Narisse toyed with the pendant, refusing to believe.

“Look at the castle’s roots, young child. If there is nothing there, then you lose nothing by it. Or perhaps you find you can save your people, as you set out to do.”

Narisse nodded, slowly.

“The pendant, I think, will show you the way.”

Narisse left the room and the trapped fairy within. There were two choices: return to Kolt and leave this strange place behind her, or do as the fairy suggested and hope it was not some trap. Kolt was to the left. The pendant pulled her to the right.

In the end it was a simple choice. If there was a chance to save her kingdom from its inevitable downfall, she’d take it.

Narisse went right.

The pendant led her to a staircase, lit by a torch. Narisse took it, and descended. The steps were numerous, and slippery, but down she went. Down. Until she found herself at the beginning of a short corridor with a door on one end. It did not take her long to reach the door. There were so many glyphs scratched into the wood that they overlapped again and again. But the knob remained untouched.

When Narisse put her fingers around the knob, it was warm. The hinges creaked as she pulled the door itself open.

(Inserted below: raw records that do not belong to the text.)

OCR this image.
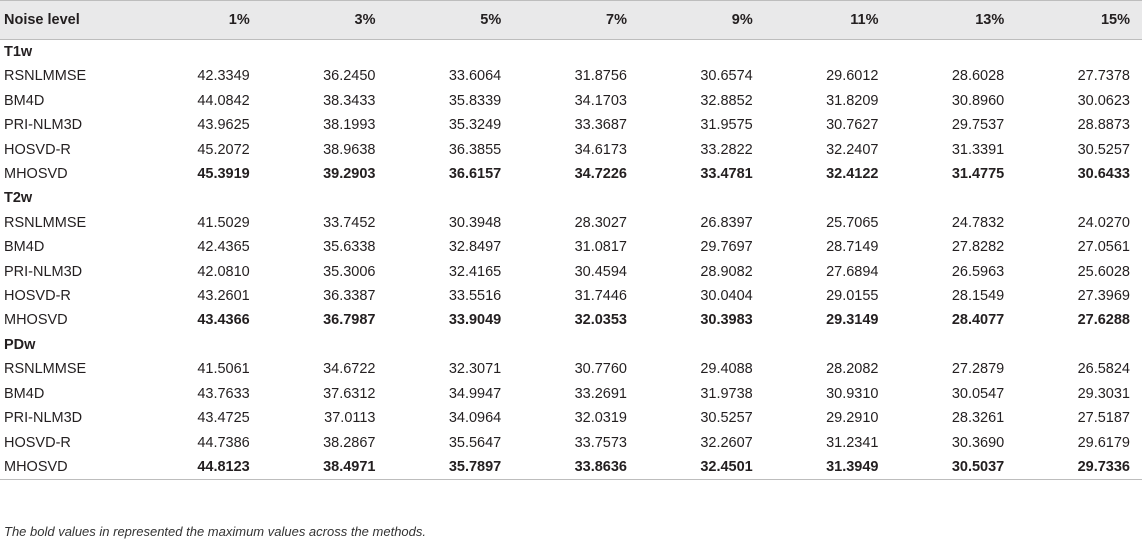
Noise level	1%	3%	5%	7%	9%	11%	13%	15%
T1w								
RSNLMMSE	42.3349	36.2450	33.6064	31.8756	30.6574	29.6012	28.6028	27.7378
BM4D	44.0842	38.3433	35.8339	34.1703	32.8852	31.8209	30.8960	30.0623
PRI-NLM3D	43.9625	38.1993	35.3249	33.3687	31.9575	30.7627	29.7537	28.8873
HOSVD-R	45.2072	38.9638	36.3855	34.6173	33.2822	32.2407	31.3391	30.5257
MHOSVD	45.3919	39.2903	36.6157	34.7226	33.4781	32.4122	31.4775	30.6433
T2w								
RSNLMMSE	41.5029	33.7452	30.3948	28.3027	26.8397	25.7065	24.7832	24.0270
BM4D	42.4365	35.6338	32.8497	31.0817	29.7697	28.7149	27.8282	27.0561
PRI-NLM3D	42.0810	35.3006	32.4165	30.4594	28.9082	27.6894	26.5963	25.6028
HOSVD-R	43.2601	36.3387	33.5516	31.7446	30.0404	29.0155	28.1549	27.3969
MHOSVD	43.4366	36.7987	33.9049	32.0353	30.3983	29.3149	28.4077	27.6288
PDw								
RSNLMMSE	41.5061	34.6722	32.3071	30.7760	29.4088	28.2082	27.2879	26.5824
BM4D	43.7633	37.6312	34.9947	33.2691	31.9738	30.9310	30.0547	29.3031
PRI-NLM3D	43.4725	37.0113	34.0964	32.0319	30.5257	29.2910	28.3261	27.5187
HOSVD-R	44.7386	38.2867	35.5647	33.7573	32.2607	31.2341	30.3690	29.6179
MHOSVD	44.8123	38.4971	35.7897	33.8636	32.4501	31.3949	30.5037	29.7336
The bold values in represented the maximum values across the methods.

Inside was a sort of garden, but the flowers were not tangible. They glowed. Luminescent green ivy climbed the walls. Sturdy, iridescent trees reached towards a sun that was not there. They were made of light, all of them. A dim, dying light, Narisse realized, but still it glowed. And when she stepped in, a strange wind picked up, and blew the magic garden flat. The flowers, the trees, the ivy all dissipated, rushing towards her and outward.

And Narisse knew instantly that the fairy was not, at least, lying about the last major source of magic.